You’ll be pleased to hear I won’t be talking about IoT. Why? Because retailers don’t talk about it, and I don’t want to fuel the hype until we see what actually happens. Besides, there’s a lot more that needs fixing in-store and online first.

1.Workforce management

Labour costs will bite even deeper this year, and while we talk euphemistically about redistribution of staff to higher value tasks, we really mean fewer jobs, which tracks the BRC’s 2016 prediction that a third of jobs in retail will go by 2025.
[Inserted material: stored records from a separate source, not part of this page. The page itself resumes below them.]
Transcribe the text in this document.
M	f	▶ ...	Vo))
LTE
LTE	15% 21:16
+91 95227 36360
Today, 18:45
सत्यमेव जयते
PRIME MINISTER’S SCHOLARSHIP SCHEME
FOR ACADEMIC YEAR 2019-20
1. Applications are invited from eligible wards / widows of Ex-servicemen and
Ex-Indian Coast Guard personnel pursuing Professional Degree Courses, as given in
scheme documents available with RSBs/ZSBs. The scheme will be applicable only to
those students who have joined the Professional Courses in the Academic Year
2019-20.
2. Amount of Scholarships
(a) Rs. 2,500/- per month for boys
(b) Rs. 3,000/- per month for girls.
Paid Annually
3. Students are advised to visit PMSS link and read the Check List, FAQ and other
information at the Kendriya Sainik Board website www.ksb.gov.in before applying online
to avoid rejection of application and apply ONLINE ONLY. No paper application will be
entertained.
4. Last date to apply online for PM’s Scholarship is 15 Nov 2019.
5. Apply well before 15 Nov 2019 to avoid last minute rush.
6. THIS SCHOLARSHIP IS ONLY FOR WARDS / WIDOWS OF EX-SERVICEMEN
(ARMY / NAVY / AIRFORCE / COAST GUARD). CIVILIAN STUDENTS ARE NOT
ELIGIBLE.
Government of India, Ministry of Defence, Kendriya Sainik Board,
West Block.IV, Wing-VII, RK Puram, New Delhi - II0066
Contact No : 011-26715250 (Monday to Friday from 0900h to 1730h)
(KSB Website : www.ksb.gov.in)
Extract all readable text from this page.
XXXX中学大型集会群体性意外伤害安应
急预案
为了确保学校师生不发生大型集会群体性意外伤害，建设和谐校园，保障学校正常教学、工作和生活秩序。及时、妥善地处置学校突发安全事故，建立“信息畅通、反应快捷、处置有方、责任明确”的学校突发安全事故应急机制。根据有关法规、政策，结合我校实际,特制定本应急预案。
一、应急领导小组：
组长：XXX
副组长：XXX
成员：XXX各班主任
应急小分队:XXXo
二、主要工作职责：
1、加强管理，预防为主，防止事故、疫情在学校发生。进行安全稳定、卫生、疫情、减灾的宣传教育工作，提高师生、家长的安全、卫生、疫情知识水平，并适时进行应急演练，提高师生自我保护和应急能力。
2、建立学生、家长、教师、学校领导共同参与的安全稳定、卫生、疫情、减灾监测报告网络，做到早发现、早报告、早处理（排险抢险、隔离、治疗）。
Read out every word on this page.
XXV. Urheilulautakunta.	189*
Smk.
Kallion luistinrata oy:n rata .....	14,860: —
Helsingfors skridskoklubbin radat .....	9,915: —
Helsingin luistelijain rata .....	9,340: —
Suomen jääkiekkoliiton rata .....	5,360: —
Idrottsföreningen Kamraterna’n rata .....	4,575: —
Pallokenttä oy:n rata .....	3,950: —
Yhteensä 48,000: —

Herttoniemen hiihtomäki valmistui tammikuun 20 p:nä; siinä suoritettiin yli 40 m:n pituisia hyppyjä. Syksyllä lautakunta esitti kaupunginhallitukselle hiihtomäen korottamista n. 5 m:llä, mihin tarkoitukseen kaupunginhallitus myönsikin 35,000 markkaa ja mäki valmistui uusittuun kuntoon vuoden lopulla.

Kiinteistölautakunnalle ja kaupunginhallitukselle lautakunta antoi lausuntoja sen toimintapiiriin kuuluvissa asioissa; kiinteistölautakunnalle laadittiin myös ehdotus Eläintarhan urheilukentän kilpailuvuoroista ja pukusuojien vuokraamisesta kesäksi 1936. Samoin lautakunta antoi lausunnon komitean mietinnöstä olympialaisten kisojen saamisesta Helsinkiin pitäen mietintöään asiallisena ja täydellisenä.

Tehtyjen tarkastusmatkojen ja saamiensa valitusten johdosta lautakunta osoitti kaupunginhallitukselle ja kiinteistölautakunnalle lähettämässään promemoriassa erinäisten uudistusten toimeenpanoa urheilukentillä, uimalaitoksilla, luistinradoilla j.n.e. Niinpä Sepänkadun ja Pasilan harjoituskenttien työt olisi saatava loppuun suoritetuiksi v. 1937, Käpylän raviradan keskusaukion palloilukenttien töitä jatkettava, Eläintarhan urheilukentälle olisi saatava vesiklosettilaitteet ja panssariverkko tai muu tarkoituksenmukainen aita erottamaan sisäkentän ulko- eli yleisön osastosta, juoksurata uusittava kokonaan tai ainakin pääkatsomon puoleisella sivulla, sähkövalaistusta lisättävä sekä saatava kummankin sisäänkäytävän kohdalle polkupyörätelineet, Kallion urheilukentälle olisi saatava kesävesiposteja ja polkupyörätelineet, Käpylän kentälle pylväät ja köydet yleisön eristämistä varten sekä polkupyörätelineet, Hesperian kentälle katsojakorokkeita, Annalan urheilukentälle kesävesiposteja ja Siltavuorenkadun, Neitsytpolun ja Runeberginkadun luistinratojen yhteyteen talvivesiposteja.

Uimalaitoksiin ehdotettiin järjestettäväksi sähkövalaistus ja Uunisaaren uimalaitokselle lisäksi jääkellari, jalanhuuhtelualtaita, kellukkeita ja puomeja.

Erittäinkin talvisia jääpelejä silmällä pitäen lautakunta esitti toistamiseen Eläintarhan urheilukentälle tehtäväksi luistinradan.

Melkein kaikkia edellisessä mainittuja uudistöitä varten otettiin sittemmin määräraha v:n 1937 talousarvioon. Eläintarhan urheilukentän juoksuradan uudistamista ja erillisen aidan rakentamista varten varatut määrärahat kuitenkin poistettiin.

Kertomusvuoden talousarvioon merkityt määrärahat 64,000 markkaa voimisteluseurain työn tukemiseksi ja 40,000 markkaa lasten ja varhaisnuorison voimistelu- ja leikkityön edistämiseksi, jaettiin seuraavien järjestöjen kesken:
As workforce management systems vendors, the obvious owners of the tech problem, avoid the topic, great opportunities arise for tech companies that optimise labour, equip staff with tech, connect the touchpoints generating behaviour data in-store, and enable consumers to operate at their leisure. However, they must hone their proposition around the real challenges facing retailers, not just talk about customer experience.

2.Mobile apps

The customer is taking control of their online experience and retailers need to roll with it. Mobile apps are the ultimate shop window, through which consumers can pretty much manage their entire retail life. This isn’t the death of the store but its rebirth, with a digital primary interface. This is about delivering commerce, loyalty, payments and marketing seamlessly. The prizes will go to the vendors who understand this, then build on it.

3.Machine learning

Some people feel the same about machine learning as IoT, but machine learning-enabled tech vendors at least come to market with real-life retail solutions, like sourcing, merchandising and replenishment through the supply chain, and personalised marketing at the front end. ML plays directly to two of retail’s biggest challenges and profit opportunities – the ability to stock better and sell better.

4.Artificial intelligence

A huge misnomer, as the intelligence isn’t artificial, just delivered by machine. From a retail-oriented perspective, it’s how some vendors are able to use data to blend the human and the artificial, analogue and digital, around the real voice of the customer. Vendors operating in this space can reduce labour costs as AI potentially replaces call centre agents. Few, however, can offer tech to manage the entire customer journey, identifying a huge opportunity for retailers that can decide who owns the problem rather than squabbling between operations, marketing, customer service and IT.

5.Last Mile

More of a prayer than a prediction – because which retailer doesn’t want to fix the one part of the order they don’t fully control? Right now the market is crowded with solutions optimising elements of the journey – but don’t integrate. A handful of disruptors almost certainly have the answer to create de facto standards for click-and-collect at the point of sale as one major fix, but they face the entrenched mind-set set off those happy with the status quo, still partnering in ways that built on an old model of fulfilment. An area that is ripe for disruption once retailers stop letting the incumbents managing their expectations down.